— Конечно, но не думаю, что у них дело обстоит лучше.

— Дайте мне все-таки адрес.

Пансион, который порекомендовала толстуха, находился на соседней улице, и они пошли туда пешком. Филип ходил уже неплохо, хотя был еще слаб и ему приходилось опираться на палку. Милдред несла ребенка. Часть пути они прошли молча, но вдруг он заметил, что Милдред плачет. Это его разозлило, и он решил не обращать на нее внимания, но она не дала ему этой возможности.

— Одолжи мне платок. Я не могу достать свой из-за ребенка, — произнесла она, отвернув лицо и всхлипывая.

Не говоря ни слова, он протянул ей носовой платок. Она вытерла глаза и, так как он молчал, продолжала:

— Можно подумать, что я заразная!

— Пожалуйста, не устраивай сцен на улице.

— Это выглядит так странно, когда настаивают на отдельных комнатах. Что они о нас подумают?

— Если бы они больше о нас знали, они, вероятно, поражались бы нашей добродетели.

Она искоса на него поглядела.

— А ты не проговоришься, что мы не женаты? — поспешно спросила она.

— Нет.

— Отчего же ты не хочешь жить со мной в одной комнате, как будто мы женаты?

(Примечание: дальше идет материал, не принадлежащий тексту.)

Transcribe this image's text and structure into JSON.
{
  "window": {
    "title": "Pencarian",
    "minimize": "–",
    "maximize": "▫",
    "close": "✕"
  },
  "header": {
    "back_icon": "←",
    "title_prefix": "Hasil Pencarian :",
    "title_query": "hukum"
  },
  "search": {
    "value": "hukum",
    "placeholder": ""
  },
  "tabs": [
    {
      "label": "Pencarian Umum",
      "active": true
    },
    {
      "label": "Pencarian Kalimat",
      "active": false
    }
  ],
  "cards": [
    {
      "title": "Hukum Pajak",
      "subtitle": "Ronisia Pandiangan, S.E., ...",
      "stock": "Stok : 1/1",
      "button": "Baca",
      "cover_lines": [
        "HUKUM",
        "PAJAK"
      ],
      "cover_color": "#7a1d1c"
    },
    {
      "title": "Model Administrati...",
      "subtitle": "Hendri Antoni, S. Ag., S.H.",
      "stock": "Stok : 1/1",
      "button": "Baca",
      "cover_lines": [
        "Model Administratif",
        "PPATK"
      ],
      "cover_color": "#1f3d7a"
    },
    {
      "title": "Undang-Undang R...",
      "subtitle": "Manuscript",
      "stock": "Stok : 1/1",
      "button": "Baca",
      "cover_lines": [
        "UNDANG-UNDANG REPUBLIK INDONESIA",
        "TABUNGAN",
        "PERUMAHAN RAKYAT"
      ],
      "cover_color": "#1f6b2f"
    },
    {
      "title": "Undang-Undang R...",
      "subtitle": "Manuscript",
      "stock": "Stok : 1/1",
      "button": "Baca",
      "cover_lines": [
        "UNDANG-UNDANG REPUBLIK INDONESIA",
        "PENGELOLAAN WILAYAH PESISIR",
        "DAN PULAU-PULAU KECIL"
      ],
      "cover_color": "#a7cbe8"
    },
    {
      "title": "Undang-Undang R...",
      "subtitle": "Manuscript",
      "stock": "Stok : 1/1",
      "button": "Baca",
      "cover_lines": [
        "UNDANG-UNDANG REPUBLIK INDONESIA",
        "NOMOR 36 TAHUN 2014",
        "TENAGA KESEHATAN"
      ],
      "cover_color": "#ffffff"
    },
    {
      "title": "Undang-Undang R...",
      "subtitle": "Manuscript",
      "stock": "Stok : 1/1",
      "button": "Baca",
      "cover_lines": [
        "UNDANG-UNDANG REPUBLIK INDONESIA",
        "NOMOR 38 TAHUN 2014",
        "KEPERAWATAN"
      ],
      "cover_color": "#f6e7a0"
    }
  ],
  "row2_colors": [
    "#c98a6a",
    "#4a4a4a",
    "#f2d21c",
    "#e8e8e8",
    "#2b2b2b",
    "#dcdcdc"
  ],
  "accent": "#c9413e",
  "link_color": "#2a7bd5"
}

— Милая, мне трудно тебе объяснить. Я не хочу тебя обижать, но я просто не могу. Возможно, это глупо, бессмысленно, но это сильнее меня. Я так тебя любил, что теперь… — Он прервал себя. — Ей-Богу же, тут ничего не поделаешь.

— Нечего сказать, здорово ты меня любил!

Пансион, куда их направили, содержала суетливая старая дева с хитрыми глазами и болтливым языком. Да, они могут получить одну большую комнату на двоих (тогда им придется платить двадцать пять шиллингов в неделю с каждого и еще пять шиллингов за ребенка) или же две небольшие комнаты, что будет стоить на целый фунт дороже.

— За лишнюю комнату приходится брать много больше, — извиняющимся тоном пояснила женщина, — ведь в крайнем случае я могу поставить вторую кровать и в комнату для одного.

— Ничего, это нас не разорит. Как ты думаешь, Милдред?

— Ну что ж, пожалуй. Мне-то уж все равно! — откликнулась она.

Рассмеявшись, он кое-как замял разговор. Хозяйка пансиона послала за их вещами, а они сели отдохнуть. У Филипа ныла нога, он рад был положить ее на стул.

— Надеюсь, ты не возражаешь, что я сижу с тобой в одной комнате? — вызывающе начала Милдред.

— Не будем ссориться, — мягко попросил он.

— Видно, ты очень богат, что можешь сорить деньгами.

— Не сердись. Уверяю тебя, только так мы и сможем жить вместе.

— Да, ты меня презираешь, в этом все дело.

— Что ты, какая ерунда. С чего бы я стал тебя презирать?

— Все у нас не так, как у людей.

— Почему? Разве ты меня любишь?

— Я? За кого ты меня принимаешь?

— Ты ведь не очень-то темпераментная женщина, верно?

— Это меня унижает, — сердито сказала она.

— На твоем месте я не стал бы считать себя униженным.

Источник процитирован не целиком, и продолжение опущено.